La Cultura Laboral: Dos Perspectivas Opuestas
La inquietud persiste: ¿el banquito fue colocado intencionadamente para menospreciar? ¿O fue simplemente una casualidad? Lo que definitivamente no fue azarosa fue la frase contundente: “Este es tu lugar”.
Existen empresas que adoptan una filosofía darwiniana donde se fomenta la competencia entre empleados; quienes logran destacar eliminando obstáculos son considerados más aptos para ascender. si uno se encuentra ante situaciones similares al banquito mencionado anteriormente podría pensar: «Es solo mi primer paso; aspiro al sillón grande con ruedas». Esto puede llevar a muchos a esforzarse incansablemente.

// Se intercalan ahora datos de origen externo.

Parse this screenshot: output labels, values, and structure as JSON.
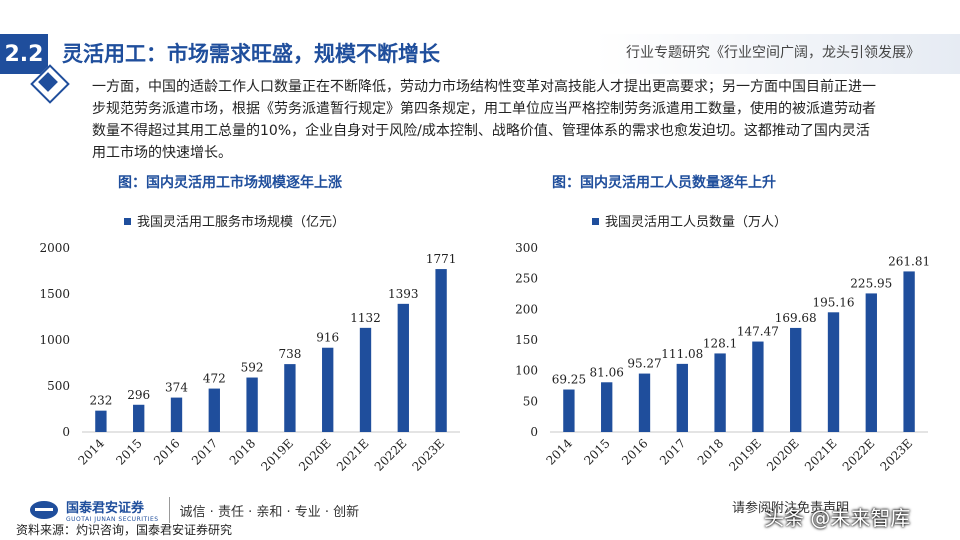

Por otro lado, hay organizaciones que optan por un enfoque completamente diferente: apoyan al nuevo empleado durante sus primeras semanas brindándole un entorno seguro para adaptarse antes de lanzarse plenamente al trabajo diario. Desde una perspectiva productiva, es difícil determinar cuál modelo resulta más eficiente; sin embargo, lo cierto es que el segundo enfoque parece ser más humano. Reconocer los logros individuales no debería implicar menospreciar a quienes están comenzando su camino profesional.